Objective
This article details the preprocessing steps necessary to prepare data for SageMaker training, focusing on handling missing values, balancing datasets, encoding categorical variables, and splitting datasets into training and testing sets. These steps ensure the model is trained on clean, well-structured data for better performance.
Why Preprocessing is Critical for ML Models
Machine learning models require structured and clean data to perform effectively. Preprocessing ensures:
- Missing values and outliers do not skew model performance.
- Class imbalances are addressed to avoid biased predictions.
- Categorical variables are encoded numerically for compatibility with ML algorithms.
- Data is split into training and testing sets to evaluate model performance reliably.
Handling Missing Values and Outliers
In this dataset, the TotalCharges
column contains missing values and potential outliers. We handle these issues as follows:
- Convert
TotalCharges
to numeric. - Replace missing values with
0
.
Code Example:
'''
df['TotalCharges'] = pd.to_numeric(df['TotalCharges'], errors='coerce')
df['TotalCharges'] = df['TotalCharges'].fillna(0)
'''
Using SMOTE for Handling Class Imbalance
The dataset has a class imbalance, with fewer examples of customers who have churned. To address this, we use SMOTE (Synthetic Minority Oversampling Technique) to generate synthetic samples for the minority class.
Code Example:
from imblearn.over_sampling import SMOTE
# Convert the target column to binary
df['Churn'] = (df['Churn'] == 'Yes').astype(int)
# Split into features and target
X = df.drop(columns=['Churn', 'customerID'])
y = df['Churn']
# Apply SMOTE for class balancing
smote = SMOTE(random_state=42)
X_balanced, y_balanced = smote.fit_resample(X, y)
Dataset Before and After Balancing:
Class | Before Balancing | After Balancing |
---|---|---|
No Churn | 5,174 | 5,174 |
Yes Churn | 1,869 | 5,174 |
Encoding Categorical Variables
SageMaker models require numeric inputs. We use LabelEncoder
to encode categorical variables.
Code Example:
from sklearn.preprocessing import LabelEncoder
categorical_columns = df.select_dtypes(include=['object']).columns.difference(['customerID'])
label_encoders = {}
for col in categorical_columns:
le = LabelEncoder()
X[col] = le.fit_transform(X[col])
label_encoders[col] = le # Save encoder for future use
Aligning and Splitting Datasets
After encoding, we split the dataset into training and testing sets for evaluation.
Code Example:
from sklearn.model_selection import train_test_split
# Split data into train and test sets
X_train, X_test, y_train, y_test = train_test_split(
X_balanced, y_balanced, test_size=0.2, random_state=42
)
Exporting Preprocessed Data for SageMaker Training
SageMaker requires data in CSV format for training. We export the training and testing sets to CSV files.
Code Example:
# Save training and testing data to CSV
X_train.to_csv('train_features.csv', index=False, header=False)
y_train.to_csv('train_labels.csv', index=False, header=False)
X_test.to_csv('test_features.csv', index=False, header=False)
y_test.to_csv('test_labels.csv', index=False, header=False)
Uploading Data to S3:
import boto3
s3 = boto3.client('s3')
bucket = 'telco-machinelearning-churn-sagemaker-jhug'
files_to_upload = {
'train_features.csv': 'data/train_features.csv',
'train_labels.csv': 'data/train_labels.csv',
'test_features.csv': 'data/test_features.csv',
'test_labels.csv': 'data/test_labels.csv'
}
for local_file, s3_key in files_to_upload.items():
s3.upload_file(local_file, bucket, s3_key)
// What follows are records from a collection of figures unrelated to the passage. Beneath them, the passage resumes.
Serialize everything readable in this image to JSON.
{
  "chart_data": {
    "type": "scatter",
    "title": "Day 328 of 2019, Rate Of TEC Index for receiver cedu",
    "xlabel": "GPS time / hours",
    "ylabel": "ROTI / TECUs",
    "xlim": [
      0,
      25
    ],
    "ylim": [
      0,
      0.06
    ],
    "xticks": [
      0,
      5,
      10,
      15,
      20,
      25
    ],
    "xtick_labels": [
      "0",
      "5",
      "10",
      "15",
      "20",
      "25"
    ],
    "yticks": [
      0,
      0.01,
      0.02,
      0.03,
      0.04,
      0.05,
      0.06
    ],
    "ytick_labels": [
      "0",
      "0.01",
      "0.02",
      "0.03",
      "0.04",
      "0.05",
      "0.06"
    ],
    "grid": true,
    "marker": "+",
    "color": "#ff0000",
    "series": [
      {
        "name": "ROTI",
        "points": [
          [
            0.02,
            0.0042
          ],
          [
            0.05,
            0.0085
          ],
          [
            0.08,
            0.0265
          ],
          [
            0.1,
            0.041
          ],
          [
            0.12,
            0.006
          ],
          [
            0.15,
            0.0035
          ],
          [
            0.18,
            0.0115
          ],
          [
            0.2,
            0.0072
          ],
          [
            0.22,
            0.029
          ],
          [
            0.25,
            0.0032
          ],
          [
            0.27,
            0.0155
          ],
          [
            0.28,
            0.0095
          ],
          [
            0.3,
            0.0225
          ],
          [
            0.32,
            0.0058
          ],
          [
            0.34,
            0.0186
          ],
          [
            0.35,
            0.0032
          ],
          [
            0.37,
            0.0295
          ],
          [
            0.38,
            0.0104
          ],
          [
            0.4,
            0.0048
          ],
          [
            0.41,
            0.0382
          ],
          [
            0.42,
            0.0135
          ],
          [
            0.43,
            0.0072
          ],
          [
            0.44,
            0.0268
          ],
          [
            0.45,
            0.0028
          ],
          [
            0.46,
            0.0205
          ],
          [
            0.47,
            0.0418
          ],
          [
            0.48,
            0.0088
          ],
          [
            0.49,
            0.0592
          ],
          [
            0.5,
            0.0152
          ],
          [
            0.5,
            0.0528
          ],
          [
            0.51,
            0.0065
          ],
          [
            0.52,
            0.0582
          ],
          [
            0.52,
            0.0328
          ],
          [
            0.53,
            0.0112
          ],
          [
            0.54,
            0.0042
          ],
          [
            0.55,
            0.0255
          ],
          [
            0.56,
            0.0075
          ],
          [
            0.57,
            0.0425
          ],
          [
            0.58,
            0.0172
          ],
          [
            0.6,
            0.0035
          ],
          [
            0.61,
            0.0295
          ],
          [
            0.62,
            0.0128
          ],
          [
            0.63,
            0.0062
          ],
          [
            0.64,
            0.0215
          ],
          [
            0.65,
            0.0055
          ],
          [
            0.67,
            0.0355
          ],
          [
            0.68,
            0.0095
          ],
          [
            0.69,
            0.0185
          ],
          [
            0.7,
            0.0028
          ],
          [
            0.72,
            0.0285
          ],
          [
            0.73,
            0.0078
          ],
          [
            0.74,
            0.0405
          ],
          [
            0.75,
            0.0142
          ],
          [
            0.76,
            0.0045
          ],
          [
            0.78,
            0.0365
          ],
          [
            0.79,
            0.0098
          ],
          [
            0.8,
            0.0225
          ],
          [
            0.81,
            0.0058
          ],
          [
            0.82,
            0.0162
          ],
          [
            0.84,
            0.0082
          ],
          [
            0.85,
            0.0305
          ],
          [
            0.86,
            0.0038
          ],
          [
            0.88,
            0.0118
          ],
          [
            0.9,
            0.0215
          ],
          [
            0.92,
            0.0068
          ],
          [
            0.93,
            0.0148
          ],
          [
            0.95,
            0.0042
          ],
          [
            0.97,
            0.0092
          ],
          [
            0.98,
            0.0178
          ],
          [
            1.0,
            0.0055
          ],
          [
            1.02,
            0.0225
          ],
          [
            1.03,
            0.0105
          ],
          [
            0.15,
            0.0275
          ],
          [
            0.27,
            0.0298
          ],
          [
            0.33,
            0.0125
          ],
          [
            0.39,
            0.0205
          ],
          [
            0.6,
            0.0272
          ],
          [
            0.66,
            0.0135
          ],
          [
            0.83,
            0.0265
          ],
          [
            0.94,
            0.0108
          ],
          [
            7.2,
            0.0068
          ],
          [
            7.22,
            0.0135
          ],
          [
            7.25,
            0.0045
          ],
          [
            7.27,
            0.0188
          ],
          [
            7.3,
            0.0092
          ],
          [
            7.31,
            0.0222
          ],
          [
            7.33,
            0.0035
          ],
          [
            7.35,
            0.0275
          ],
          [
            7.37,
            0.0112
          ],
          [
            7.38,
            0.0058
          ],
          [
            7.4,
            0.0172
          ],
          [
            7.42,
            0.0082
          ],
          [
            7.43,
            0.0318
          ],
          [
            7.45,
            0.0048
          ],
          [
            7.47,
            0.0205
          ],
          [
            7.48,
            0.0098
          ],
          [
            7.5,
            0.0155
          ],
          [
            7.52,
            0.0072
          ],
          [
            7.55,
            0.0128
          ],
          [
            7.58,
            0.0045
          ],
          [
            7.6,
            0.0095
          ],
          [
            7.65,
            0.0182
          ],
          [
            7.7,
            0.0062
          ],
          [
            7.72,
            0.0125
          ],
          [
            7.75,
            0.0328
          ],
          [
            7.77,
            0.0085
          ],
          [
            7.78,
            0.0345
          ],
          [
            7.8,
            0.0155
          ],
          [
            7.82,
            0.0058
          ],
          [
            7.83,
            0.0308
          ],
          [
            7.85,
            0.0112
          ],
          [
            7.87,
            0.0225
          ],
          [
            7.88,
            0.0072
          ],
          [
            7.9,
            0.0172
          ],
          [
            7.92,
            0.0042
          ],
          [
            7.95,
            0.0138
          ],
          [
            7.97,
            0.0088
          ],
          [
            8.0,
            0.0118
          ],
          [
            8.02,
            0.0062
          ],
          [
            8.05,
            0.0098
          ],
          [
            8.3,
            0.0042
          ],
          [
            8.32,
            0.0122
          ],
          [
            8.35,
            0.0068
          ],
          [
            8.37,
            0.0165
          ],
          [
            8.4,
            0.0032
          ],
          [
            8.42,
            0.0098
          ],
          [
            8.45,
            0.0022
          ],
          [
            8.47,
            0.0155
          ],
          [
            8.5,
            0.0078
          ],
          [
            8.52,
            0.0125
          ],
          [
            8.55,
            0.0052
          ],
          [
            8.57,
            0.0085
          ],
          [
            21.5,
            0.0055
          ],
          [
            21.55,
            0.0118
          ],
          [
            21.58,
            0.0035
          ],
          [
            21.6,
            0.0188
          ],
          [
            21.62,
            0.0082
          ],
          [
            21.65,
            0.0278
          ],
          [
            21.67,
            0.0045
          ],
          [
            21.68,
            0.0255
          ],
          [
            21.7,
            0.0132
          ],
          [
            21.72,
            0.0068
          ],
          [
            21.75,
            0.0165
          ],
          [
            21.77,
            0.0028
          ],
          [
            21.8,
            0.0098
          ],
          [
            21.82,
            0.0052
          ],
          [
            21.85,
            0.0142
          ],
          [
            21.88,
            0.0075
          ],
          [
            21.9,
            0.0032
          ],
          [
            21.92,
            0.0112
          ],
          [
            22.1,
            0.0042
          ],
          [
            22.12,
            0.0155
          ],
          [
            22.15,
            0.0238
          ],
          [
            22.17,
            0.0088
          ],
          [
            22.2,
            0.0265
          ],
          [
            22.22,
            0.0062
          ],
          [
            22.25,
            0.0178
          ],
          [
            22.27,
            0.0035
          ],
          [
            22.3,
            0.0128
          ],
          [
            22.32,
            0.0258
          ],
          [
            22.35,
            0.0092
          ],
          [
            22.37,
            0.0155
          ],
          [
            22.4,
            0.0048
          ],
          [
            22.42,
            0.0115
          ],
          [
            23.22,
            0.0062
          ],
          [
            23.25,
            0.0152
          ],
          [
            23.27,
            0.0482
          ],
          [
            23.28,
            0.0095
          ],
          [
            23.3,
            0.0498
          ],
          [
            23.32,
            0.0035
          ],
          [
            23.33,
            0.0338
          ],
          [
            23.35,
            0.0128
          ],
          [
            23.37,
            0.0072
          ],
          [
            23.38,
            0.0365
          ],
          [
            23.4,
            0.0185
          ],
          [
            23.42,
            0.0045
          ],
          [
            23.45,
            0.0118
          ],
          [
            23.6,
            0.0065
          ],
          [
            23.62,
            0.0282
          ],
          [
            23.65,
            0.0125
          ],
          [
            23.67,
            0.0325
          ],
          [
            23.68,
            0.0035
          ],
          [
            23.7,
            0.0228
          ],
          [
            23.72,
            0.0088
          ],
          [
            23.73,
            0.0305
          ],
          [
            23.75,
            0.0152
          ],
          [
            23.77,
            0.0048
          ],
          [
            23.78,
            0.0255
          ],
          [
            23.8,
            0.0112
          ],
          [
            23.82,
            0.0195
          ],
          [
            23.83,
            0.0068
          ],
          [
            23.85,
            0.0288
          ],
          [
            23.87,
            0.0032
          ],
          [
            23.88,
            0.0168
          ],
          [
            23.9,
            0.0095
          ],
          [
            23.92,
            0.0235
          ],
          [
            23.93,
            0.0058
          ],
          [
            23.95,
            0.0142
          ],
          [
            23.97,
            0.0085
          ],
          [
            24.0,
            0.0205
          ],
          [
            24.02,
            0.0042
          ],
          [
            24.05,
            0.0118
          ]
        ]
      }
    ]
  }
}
print(f"Uploaded {local_file} to s3://{bucket}/{s3_key}")
Dataset Sample Preview Before and After Preprocessing
Before Preprocessing (Raw Data):
customerID | TotalCharges | Churn | Gender | InternetService |
---|---|---|---|---|
7590-VHVEG | 29.85 | No | Female | DSL |
5575-GNVDE | 1889.50 | Yes | Male | Fiber optic |
After Preprocessing (Encoded and Balanced Data):
TotalCharges | Churn | Gender | InternetService |
---|---|---|---|
29.85 | 0 | 1 | 0 |
1889.50 | 1 | 0 | 1 |
Conclusion
Preprocessing is a critical step in any machine learning workflow. By cleaning, balancing, and encoding the data, we set the foundation for effective SageMaker training.